The struggle between two insider investor groups at the Stater Bros. grocery chain grew more heated Wednesday, when Stater Chairman Bernard R. Garrett announced the suspension of a second high-level executive affiliated with the opposing stockholder faction.
Joseph E. Davis was suspended as vice president of Stater Bros. Inc. and as vice president and chief financial officer of its Stater Bros. Markets subsidiary pending a review of the parent's financial statements.
Davis said Garrett told him he had been suspended by the board "because I would be obstructing an impartial investigation." Davis, a former director, called this "a false accusation."
The move against Davis was quickly denounced by Jack H. Brown, suspended president and chief executive, as "just a continuation of a trumped-up conspiracy to rid the company of any executives who have any concern for the interests of public shareholders."
Garrett, in turn, said he believes that Brown opened a proxy fight for control of the board in order to terminate an investigation into manipulation of the firm's books to understate company profits and to end a lawsuit that accuses Brown in the alleged scheme.
The proxy fight is headed for a showdown at the March 20 annual meeting of Colton-based Stater Bros. Inc., which the Garrett and Brown groups jointly took public last November.
Brown disclosed in a telephone interview Wednesday that his group, which includes Davis, has surpassed the 38.7% holding in the company by Garrett's family.
The combined holdings of Brown's investor group, including Davis, has increased to 1,652,500 shares, or about 40%, Brown said. Just after stock was sold to the public last November, Brown's group was reported to hold 1,543,500 shares, or 37.2%.
Stater filed suit last week against Brown, alleging that he bought at least 88,000 shares after the public stock offering. The suit alleged that the initial public stock price was artificially depressed by Brown's earlier removal of $600,000 from the firm's profit figures at his behest.
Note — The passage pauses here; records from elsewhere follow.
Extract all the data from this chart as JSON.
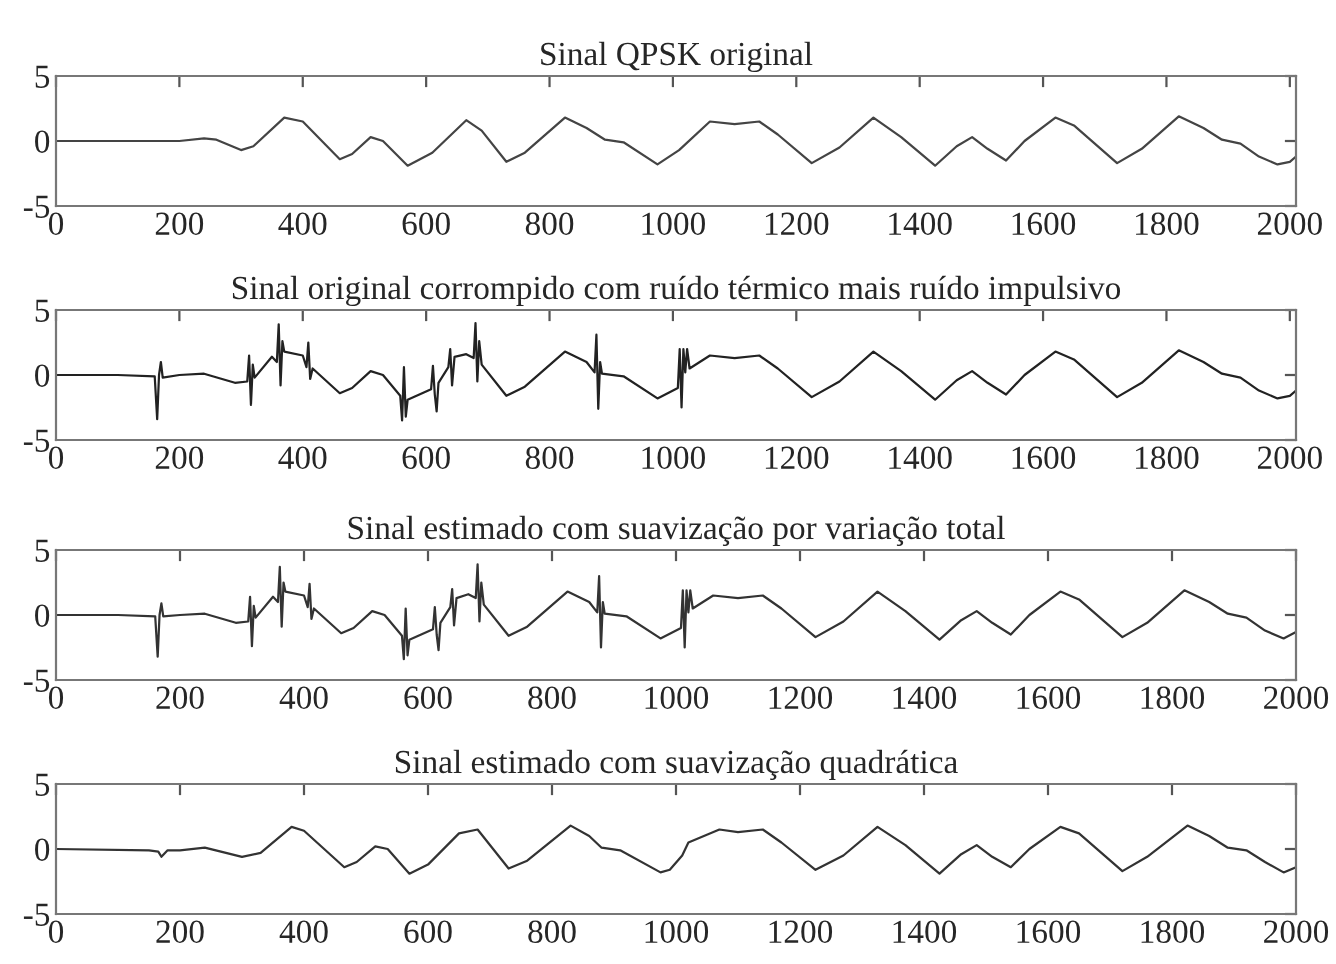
{
  "chart_data": [
    {
      "type": "line",
      "title": "Sinal QPSK original",
      "xlim": [
        0,
        2010
      ],
      "ylim": [
        -5,
        5
      ],
      "xticks": [
        0,
        200,
        400,
        600,
        800,
        1000,
        1200,
        1400,
        1600,
        1800,
        2000
      ],
      "yticks": [
        -5,
        0,
        5
      ],
      "grid": false,
      "series": [
        {
          "color": "#444444",
          "x": [
            0,
            150,
            200,
            240,
            260,
            300,
            320,
            370,
            400,
            460,
            480,
            510,
            530,
            570,
            610,
            665,
            690,
            730,
            760,
            825,
            860,
            890,
            920,
            975,
            1010,
            1060,
            1100,
            1140,
            1170,
            1225,
            1270,
            1325,
            1370,
            1425,
            1460,
            1485,
            1510,
            1540,
            1570,
            1620,
            1650,
            1720,
            1760,
            1820,
            1860,
            1890,
            1920,
            1950,
            1980,
            2000,
            2010
          ],
          "values": [
            0,
            0,
            0,
            0.2,
            0.1,
            -0.7,
            -0.4,
            1.8,
            1.5,
            -1.4,
            -1.0,
            0.3,
            0,
            -1.9,
            -0.9,
            1.6,
            0.8,
            -1.6,
            -0.9,
            1.8,
            1.0,
            0.1,
            -0.1,
            -1.8,
            -0.7,
            1.5,
            1.3,
            1.5,
            0.5,
            -1.7,
            -0.5,
            1.8,
            0.3,
            -1.9,
            -0.4,
            0.3,
            -0.6,
            -1.5,
            0,
            1.8,
            1.2,
            -1.7,
            -0.6,
            1.9,
            1.0,
            0.1,
            -0.2,
            -1.2,
            -1.8,
            -1.6,
            -1.2
          ]
        }
      ]
    },
    {
      "type": "line",
      "title": "Sinal original corrompido com ruído térmico mais ruído impulsivo",
      "xlim": [
        0,
        2010
      ],
      "ylim": [
        -5,
        5
      ],
      "xticks": [
        0,
        200,
        400,
        600,
        800,
        1000,
        1200,
        1400,
        1600,
        1800,
        2000
      ],
      "yticks": [
        -5,
        0,
        5
      ],
      "grid": false,
      "series": [
        {
          "color": "#222222",
          "x": [
            0,
            100,
            160,
            164,
            167,
            170,
            173,
            200,
            240,
            290,
            310,
            313,
            316,
            319,
            322,
            350,
            358,
            361,
            364,
            367,
            370,
            400,
            406,
            409,
            412,
            416,
            460,
            480,
            510,
            530,
            558,
            561,
            564,
            567,
            570,
            608,
            611,
            614,
            617,
            620,
            636,
            639,
            642,
            646,
            665,
            677,
            680,
            683,
            686,
            690,
            730,
            760,
            825,
            860,
            873,
            876,
            879,
            882,
            885,
            920,
            975,
            1008,
            1011,
            1014,
            1017,
            1020,
            1023,
            1027,
            1060,
            1100,
            1140,
            1170,
            1225,
            1270,
            1325,
            1370,
            1425,
            1460,
            1485,
            1510,
            1540,
            1570,
            1620,
            1650,
            1720,
            1760,
            1820,
            1860,
            1890,
            1920,
            1950,
            1980,
            2000,
            2010
          ],
          "values": [
            0,
            0,
            -0.1,
            -3.4,
            0,
            1.0,
            -0.2,
            0,
            0.1,
            -0.6,
            -0.5,
            1.5,
            -2.3,
            0.8,
            -0.2,
            1.4,
            1.0,
            3.9,
            -0.8,
            2.6,
            1.8,
            1.5,
            0.6,
            2.5,
            -0.3,
            0.5,
            -1.4,
            -1.0,
            0.3,
            0,
            -1.6,
            -3.5,
            0.6,
            -3.2,
            -1.9,
            -1.1,
            0.7,
            -1.5,
            -2.8,
            -0.6,
            0.6,
            2.0,
            -0.8,
            1.4,
            1.6,
            1.3,
            4.0,
            -0.5,
            2.6,
            0.8,
            -1.6,
            -0.9,
            1.8,
            1.0,
            0.2,
            3.1,
            -2.6,
            1.0,
            0.1,
            -0.1,
            -1.8,
            -1.0,
            2.0,
            -2.5,
            2.0,
            0.2,
            2.0,
            0.5,
            1.5,
            1.3,
            1.5,
            0.5,
            -1.7,
            -0.5,
            1.8,
            0.3,
            -1.9,
            -0.4,
            0.3,
            -0.6,
            -1.5,
            0,
            1.8,
            1.2,
            -1.7,
            -0.6,
            1.9,
            1.0,
            0.1,
            -0.2,
            -1.2,
            -1.8,
            -1.6,
            -1.2
          ]
        }
      ]
    },
    {
      "type": "line",
      "title": "Sinal estimado com suavização por variação total",
      "xlim": [
        0,
        2000
      ],
      "ylim": [
        -5,
        5
      ],
      "xticks": [
        0,
        200,
        400,
        600,
        800,
        1000,
        1200,
        1400,
        1600,
        1800,
        2000
      ],
      "yticks": [
        -5,
        0,
        5
      ],
      "grid": false,
      "series": [
        {
          "color": "#333333",
          "x": [
            0,
            100,
            160,
            164,
            167,
            170,
            173,
            200,
            240,
            290,
            310,
            313,
            316,
            319,
            322,
            350,
            358,
            361,
            364,
            367,
            370,
            400,
            406,
            409,
            412,
            416,
            460,
            480,
            510,
            530,
            558,
            561,
            564,
            567,
            570,
            608,
            611,
            614,
            617,
            620,
            636,
            639,
            642,
            646,
            665,
            677,
            680,
            683,
            686,
            690,
            730,
            760,
            825,
            860,
            873,
            876,
            879,
            882,
            885,
            920,
            975,
            1008,
            1011,
            1014,
            1017,
            1020,
            1023,
            1027,
            1060,
            1100,
            1140,
            1170,
            1225,
            1270,
            1325,
            1370,
            1425,
            1460,
            1485,
            1510,
            1540,
            1570,
            1620,
            1650,
            1720,
            1760,
            1820,
            1860,
            1890,
            1920,
            1950,
            1980,
            2000
          ],
          "values": [
            0,
            0,
            -0.1,
            -3.2,
            0,
            0.9,
            -0.1,
            0,
            0.1,
            -0.6,
            -0.5,
            1.4,
            -2.4,
            0.7,
            -0.2,
            1.4,
            1.0,
            3.7,
            -0.9,
            2.5,
            1.8,
            1.5,
            0.6,
            2.4,
            -0.3,
            0.5,
            -1.4,
            -1.0,
            0.3,
            0,
            -1.6,
            -3.4,
            0.5,
            -3.1,
            -1.9,
            -1.1,
            0.6,
            -1.5,
            -2.7,
            -0.6,
            0.6,
            2.0,
            -0.8,
            1.3,
            1.6,
            1.3,
            3.9,
            -0.5,
            2.5,
            0.8,
            -1.6,
            -0.9,
            1.8,
            1.0,
            0.2,
            3.0,
            -2.5,
            1.0,
            0.1,
            -0.1,
            -1.8,
            -1.0,
            1.9,
            -2.5,
            1.9,
            0.2,
            1.9,
            0.5,
            1.5,
            1.3,
            1.5,
            0.5,
            -1.7,
            -0.5,
            1.8,
            0.3,
            -1.9,
            -0.4,
            0.3,
            -0.6,
            -1.5,
            0,
            1.8,
            1.2,
            -1.7,
            -0.6,
            1.9,
            1.0,
            0.1,
            -0.2,
            -1.2,
            -1.8,
            -1.3
          ]
        }
      ]
    },
    {
      "type": "line",
      "title": "Sinal estimado com suavização quadrática",
      "xlim": [
        0,
        2000
      ],
      "ylim": [
        -5,
        5
      ],
      "xticks": [
        0,
        200,
        400,
        600,
        800,
        1000,
        1200,
        1400,
        1600,
        1800,
        2000
      ],
      "yticks": [
        -5,
        0,
        5
      ],
      "grid": false,
      "series": [
        {
          "color": "#333333",
          "x": [
            0,
            150,
            165,
            170,
            180,
            200,
            240,
            300,
            330,
            380,
            400,
            465,
            485,
            515,
            535,
            570,
            600,
            650,
            680,
            730,
            760,
            830,
            860,
            880,
            910,
            975,
            990,
            1010,
            1020,
            1070,
            1100,
            1140,
            1170,
            1225,
            1270,
            1325,
            1370,
            1425,
            1460,
            1485,
            1510,
            1540,
            1570,
            1620,
            1650,
            1720,
            1760,
            1825,
            1860,
            1890,
            1920,
            1950,
            1980,
            2000
          ],
          "values": [
            0,
            -0.1,
            -0.2,
            -0.6,
            -0.1,
            -0.1,
            0.1,
            -0.6,
            -0.3,
            1.7,
            1.4,
            -1.4,
            -1.0,
            0.2,
            0,
            -1.9,
            -1.2,
            1.2,
            1.5,
            -1.5,
            -0.9,
            1.8,
            1.0,
            0.1,
            -0.1,
            -1.8,
            -1.6,
            -0.5,
            0.5,
            1.5,
            1.3,
            1.5,
            0.5,
            -1.6,
            -0.5,
            1.7,
            0.3,
            -1.9,
            -0.4,
            0.3,
            -0.6,
            -1.4,
            0,
            1.7,
            1.2,
            -1.7,
            -0.6,
            1.8,
            1.0,
            0.1,
            -0.1,
            -1.0,
            -1.8,
            -1.4
          ]
        }
      ]
    }
  ]
}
Brown had the same amount of profit put back on the books after the public offering, the suit alleged.
On Tuesday, the company withdrew its previously announced first-quarter results, saying that an initial review by outside auditors indicated that the income figure had been understated.
Brown has denied the lawsuit's allegations and said they were brought by Garrett in an effort to obtain full control of the company.
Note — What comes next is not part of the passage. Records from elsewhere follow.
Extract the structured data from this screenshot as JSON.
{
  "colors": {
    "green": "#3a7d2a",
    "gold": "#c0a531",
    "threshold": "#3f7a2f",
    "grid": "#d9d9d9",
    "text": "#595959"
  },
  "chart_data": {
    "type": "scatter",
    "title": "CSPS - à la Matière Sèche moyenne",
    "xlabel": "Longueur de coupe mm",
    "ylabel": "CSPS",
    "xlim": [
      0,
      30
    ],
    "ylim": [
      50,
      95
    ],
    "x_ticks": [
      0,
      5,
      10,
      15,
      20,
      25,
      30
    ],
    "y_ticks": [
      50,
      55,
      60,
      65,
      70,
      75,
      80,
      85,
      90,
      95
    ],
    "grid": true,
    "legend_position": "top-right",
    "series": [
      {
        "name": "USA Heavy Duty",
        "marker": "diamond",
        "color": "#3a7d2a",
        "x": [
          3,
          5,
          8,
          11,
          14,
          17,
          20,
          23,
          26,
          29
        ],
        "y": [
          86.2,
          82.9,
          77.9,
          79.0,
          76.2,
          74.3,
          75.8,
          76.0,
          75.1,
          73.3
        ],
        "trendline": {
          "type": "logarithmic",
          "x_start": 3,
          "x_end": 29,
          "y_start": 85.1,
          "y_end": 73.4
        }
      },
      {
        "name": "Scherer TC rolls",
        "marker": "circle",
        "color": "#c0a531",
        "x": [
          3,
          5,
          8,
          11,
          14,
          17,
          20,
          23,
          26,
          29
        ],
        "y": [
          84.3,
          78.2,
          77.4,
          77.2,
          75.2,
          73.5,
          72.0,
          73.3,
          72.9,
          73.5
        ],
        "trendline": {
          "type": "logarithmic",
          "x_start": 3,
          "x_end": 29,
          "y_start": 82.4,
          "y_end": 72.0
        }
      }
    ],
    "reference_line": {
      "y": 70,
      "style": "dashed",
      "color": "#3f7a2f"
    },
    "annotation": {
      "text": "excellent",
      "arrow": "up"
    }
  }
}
The struggle came to a climax Feb. 5, both sides indicated, when Garrett's faction on the board nominated three outsiders to run for the three board vacancies on the March 20 ballot. Brown and an outside director, lawyer Bruce D. Varner, opposed the nominees on the ground that the three have, or formerly had, business affiliations with Garrett.
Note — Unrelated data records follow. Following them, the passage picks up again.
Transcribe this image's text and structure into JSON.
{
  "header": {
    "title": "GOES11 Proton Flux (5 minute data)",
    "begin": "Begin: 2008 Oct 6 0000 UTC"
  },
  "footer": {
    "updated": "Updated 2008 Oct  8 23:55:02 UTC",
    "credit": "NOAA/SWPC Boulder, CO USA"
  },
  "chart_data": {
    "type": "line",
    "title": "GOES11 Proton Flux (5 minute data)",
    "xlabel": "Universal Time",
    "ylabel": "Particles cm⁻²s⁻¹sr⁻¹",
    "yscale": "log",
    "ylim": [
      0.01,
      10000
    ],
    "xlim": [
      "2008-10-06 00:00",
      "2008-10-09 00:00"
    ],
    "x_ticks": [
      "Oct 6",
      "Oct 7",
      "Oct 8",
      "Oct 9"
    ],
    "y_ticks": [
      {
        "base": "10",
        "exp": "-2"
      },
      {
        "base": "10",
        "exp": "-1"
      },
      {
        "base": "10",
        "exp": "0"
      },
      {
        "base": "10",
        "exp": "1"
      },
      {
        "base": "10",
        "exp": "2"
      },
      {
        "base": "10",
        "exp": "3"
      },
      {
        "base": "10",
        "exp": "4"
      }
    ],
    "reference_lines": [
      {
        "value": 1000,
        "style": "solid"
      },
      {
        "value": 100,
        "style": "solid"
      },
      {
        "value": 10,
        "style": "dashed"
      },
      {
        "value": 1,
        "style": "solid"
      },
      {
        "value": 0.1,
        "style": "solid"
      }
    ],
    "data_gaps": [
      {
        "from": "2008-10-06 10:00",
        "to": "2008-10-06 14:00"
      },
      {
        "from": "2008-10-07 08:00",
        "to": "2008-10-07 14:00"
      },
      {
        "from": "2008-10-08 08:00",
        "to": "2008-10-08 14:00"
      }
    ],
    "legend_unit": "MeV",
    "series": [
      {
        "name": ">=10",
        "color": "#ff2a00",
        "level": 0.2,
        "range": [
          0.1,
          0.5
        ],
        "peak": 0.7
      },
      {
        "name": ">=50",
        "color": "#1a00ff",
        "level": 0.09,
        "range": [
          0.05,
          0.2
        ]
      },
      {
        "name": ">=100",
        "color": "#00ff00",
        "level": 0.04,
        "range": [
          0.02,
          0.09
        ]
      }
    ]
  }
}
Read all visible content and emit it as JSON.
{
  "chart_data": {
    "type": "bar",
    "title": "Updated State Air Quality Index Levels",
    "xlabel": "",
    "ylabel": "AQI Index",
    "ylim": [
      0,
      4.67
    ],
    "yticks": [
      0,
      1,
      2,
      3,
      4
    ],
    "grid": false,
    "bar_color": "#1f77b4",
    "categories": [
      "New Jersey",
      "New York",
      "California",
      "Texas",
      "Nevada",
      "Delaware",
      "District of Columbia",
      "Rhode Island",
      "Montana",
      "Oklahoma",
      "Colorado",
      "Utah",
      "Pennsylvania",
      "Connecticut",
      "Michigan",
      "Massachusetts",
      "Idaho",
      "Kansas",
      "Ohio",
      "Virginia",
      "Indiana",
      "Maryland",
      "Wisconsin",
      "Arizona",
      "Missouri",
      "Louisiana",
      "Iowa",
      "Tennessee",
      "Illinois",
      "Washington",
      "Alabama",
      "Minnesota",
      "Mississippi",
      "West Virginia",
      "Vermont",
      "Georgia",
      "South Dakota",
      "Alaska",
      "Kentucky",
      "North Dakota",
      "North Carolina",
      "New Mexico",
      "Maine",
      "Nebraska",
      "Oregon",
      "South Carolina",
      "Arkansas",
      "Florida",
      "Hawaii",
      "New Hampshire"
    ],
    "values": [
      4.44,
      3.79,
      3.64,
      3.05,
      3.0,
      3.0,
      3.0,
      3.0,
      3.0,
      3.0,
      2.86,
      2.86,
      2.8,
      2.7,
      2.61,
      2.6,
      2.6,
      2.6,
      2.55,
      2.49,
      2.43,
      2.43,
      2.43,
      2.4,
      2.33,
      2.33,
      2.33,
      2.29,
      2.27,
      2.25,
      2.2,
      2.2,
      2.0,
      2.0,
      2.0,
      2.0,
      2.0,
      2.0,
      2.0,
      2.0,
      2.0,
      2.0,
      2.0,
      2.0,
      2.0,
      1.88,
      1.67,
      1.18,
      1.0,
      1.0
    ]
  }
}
The nominees are Daniel Nash, John W. Partridge and Bertram Zweig. Garrett, in an interview, acknowledged that Nash does his personal tax work and that Partridge and he "worked for the same company approximately 10 years ago." Zweig, a newly appointed director, is a senior partner at the Beverly Hills law firm of Finley, Kumble, Wagner, Heine, Underberg, Manley & Casey, which advised Stater Bros. on its public offering and which filed the suit last week against Brown.
Brown this week disclosed the names of his slate of candidates to oppose management's nominees. A victory by the Brown slate could give his group a majority on the nine-member Stater board.
Commenting on his own suspension, Davis said his 33-year career as a certified public accountant has been "unblemished." He said that, before joining Stater Bros. in 1983, he was vice president-finance for 14 years at another supermarket chain, Alpha Beta Co., and before that was employed at Arthur Andersen & Co., a national public accounting firm.
"I strongly object to the false accusation by Bernard Garrett that I would impede an impartial investigation," Davis added.
Garrett, in response to a question, said Tuesday that the firm's auditors had recommended that "anyone who could influence the investigation should be set aside so they could not influence it or try to interfere." He added that the board believed that the alleged manipulation of the financial figures "occurred in (Davis') area of responsibility" and that it was in the company's "best interests" that he be suspended.